Таким образом, формальная приверженность может запросто вступать в противоречие с глубинными установками, отражающими подлинную духовную сущность конкретного человека. Например, многие ценители искусства восхищаются красотой православных храмов и икон, будучи при этом абсолютными безбожниками. Тем не менее создатели этих чудных вещей, которыми ныне восхищаются безбожные эстеты, творили свои шедевры под непосредственным влиянием благодати. Не было бы веры, не было бы этой божественной красоты храмов и икон.
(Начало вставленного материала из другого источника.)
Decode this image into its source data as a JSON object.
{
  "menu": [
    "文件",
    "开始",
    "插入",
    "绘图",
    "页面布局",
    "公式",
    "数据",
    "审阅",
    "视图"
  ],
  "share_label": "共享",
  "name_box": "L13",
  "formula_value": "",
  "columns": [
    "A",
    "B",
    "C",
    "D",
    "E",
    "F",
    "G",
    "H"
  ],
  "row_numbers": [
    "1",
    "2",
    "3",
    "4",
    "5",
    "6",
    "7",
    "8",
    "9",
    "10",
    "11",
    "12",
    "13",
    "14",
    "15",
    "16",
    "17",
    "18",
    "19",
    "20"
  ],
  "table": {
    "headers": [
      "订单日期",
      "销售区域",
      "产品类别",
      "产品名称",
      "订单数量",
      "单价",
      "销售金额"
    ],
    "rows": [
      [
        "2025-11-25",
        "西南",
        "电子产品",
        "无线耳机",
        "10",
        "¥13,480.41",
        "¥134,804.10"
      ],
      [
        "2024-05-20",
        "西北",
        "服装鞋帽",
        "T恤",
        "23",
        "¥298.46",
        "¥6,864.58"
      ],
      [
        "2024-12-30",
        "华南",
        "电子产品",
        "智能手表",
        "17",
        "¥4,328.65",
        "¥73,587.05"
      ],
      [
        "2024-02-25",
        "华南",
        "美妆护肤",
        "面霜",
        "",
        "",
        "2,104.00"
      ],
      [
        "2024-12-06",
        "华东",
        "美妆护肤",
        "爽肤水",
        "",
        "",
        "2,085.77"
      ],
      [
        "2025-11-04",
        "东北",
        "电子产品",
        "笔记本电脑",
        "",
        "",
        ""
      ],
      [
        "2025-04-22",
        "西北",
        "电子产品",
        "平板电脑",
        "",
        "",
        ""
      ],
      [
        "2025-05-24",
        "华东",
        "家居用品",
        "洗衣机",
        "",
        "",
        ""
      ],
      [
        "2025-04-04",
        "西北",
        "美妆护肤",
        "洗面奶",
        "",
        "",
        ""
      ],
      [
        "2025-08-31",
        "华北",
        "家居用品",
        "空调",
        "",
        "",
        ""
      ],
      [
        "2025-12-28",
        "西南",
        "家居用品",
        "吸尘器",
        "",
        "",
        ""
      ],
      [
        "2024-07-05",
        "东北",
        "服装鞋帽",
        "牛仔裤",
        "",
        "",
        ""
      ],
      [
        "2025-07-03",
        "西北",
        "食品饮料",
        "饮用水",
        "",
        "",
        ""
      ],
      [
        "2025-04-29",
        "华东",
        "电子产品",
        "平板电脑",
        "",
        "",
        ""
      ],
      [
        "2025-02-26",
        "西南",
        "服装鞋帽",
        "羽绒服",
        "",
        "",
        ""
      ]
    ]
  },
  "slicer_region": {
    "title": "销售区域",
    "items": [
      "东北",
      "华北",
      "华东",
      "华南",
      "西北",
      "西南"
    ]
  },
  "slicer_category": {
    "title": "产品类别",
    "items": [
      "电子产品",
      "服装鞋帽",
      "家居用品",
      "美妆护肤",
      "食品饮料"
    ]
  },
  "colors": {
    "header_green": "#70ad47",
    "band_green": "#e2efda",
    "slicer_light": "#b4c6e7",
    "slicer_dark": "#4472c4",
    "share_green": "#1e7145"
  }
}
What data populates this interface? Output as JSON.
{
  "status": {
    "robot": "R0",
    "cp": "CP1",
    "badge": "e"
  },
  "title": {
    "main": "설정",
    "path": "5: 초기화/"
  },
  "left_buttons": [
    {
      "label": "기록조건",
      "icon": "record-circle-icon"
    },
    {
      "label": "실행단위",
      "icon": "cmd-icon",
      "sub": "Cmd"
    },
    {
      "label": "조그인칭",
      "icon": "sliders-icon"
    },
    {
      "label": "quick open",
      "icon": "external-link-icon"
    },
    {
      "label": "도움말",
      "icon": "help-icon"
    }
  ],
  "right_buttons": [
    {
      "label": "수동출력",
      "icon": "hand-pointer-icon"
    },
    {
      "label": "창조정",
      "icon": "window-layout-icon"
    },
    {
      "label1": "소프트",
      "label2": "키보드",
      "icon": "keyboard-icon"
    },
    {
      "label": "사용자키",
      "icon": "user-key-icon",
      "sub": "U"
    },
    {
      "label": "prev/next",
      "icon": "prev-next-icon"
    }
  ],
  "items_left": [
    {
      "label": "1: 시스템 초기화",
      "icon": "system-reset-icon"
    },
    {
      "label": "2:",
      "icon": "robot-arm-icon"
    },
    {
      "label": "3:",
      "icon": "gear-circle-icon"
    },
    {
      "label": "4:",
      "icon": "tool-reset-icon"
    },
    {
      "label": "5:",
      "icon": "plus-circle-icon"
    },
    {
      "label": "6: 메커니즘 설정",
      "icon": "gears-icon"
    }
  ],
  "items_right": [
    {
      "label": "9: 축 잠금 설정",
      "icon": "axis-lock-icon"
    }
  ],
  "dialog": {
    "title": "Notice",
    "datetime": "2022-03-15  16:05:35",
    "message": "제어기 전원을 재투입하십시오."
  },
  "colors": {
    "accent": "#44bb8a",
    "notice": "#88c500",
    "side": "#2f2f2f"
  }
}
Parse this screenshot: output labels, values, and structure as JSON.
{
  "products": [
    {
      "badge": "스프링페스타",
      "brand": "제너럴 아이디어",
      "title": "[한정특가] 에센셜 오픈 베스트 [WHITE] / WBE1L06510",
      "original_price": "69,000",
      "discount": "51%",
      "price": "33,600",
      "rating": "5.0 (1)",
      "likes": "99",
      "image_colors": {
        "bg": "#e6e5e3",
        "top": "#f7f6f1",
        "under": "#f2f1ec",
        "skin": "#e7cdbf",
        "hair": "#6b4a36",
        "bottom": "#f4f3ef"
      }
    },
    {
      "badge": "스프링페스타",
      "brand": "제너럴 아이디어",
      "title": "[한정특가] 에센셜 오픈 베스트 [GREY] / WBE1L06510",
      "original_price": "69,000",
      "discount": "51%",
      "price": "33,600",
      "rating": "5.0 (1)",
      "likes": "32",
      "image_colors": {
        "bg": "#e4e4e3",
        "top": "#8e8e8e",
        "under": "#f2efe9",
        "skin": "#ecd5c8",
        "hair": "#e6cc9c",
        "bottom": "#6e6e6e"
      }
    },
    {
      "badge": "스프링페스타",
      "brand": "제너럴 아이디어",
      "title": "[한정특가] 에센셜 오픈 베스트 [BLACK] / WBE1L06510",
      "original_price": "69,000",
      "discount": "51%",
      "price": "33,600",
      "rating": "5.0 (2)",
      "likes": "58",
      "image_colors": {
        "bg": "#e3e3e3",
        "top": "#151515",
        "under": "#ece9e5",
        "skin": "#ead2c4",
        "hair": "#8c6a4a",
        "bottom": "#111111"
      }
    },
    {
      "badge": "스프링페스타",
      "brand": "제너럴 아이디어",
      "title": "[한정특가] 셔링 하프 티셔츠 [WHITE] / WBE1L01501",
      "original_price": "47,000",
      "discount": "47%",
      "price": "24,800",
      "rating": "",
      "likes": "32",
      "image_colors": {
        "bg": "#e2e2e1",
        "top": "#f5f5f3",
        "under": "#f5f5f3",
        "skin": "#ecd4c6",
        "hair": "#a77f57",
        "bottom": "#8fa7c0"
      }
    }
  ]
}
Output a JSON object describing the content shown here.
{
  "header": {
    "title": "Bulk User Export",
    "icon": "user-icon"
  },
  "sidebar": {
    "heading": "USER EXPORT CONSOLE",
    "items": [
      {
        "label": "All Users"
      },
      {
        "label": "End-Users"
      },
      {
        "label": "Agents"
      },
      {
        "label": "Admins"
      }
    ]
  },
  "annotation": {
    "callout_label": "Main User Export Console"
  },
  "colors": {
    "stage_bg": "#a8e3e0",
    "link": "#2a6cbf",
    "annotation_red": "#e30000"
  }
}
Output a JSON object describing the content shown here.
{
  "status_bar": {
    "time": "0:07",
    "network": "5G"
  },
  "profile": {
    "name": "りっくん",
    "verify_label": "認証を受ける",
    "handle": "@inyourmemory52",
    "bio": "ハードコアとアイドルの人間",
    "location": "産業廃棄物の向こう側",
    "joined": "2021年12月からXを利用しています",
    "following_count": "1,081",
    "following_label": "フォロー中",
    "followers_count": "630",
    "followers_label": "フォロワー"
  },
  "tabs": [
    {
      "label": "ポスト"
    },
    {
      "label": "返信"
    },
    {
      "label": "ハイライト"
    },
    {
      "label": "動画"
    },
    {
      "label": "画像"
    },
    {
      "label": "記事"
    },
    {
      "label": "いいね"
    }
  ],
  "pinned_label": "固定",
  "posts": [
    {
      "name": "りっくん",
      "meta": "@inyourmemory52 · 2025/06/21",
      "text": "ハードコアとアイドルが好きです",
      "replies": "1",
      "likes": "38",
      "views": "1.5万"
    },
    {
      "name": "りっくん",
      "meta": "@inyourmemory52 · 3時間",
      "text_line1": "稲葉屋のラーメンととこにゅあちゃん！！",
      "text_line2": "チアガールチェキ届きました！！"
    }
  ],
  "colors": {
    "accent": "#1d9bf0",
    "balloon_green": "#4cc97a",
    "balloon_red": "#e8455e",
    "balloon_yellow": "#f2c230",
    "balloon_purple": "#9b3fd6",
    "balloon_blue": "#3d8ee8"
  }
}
Однако упомянутые ценители искусства, распространяя и поддерживая безверие, только способствуют тому, чтобы божественная красота в искусстве не возобновлялась. Поэтому, как бы эти безбожники ни восхищались творчеством религиозно одержимых мастеров, в духовном плане они будут весьма далеки от них, мало того, даже враждебны им.

В политике и идеологии может быть то же самое. Рассудочные апологеты державности духовно могут сильно отличаться от тех, кто когда-то собственными усилиями создавал державу,— а потому на деле будут подтачивать державные основы, даже не подозревая о том.

Теперь, учитывая только что сказанное, переходим к главному вопросу: являются ли современные русские патриоты державниками по духу (а не по рассудку)? Иными словами, насколько они духовно родственны нашим далеким предкам — реальным творцам Державной России,— которыми они столь часто восхищаются и к которым постоянно апеллируют? Если их апелляции совершенно искренни, значит патриоты осознают себя духовными преемниками своих державных предков и не должны считать их в чем-то морально ущербными. Согласитесь, что невозможно выбирать в качестве примера для подражания тех, кого ты считаешь недостойным себя самого. Это значит, что предки и их сегодняшние преемники в лице патриотов в духовном плане должны быть совершенно адекватны друг другу. Державный дух должен в одинаковой степени характеризовать и тех, и других. В противном случае преемство будет ложным, а потому и «державность» современных русских патриотов будет исключительно рассудочной.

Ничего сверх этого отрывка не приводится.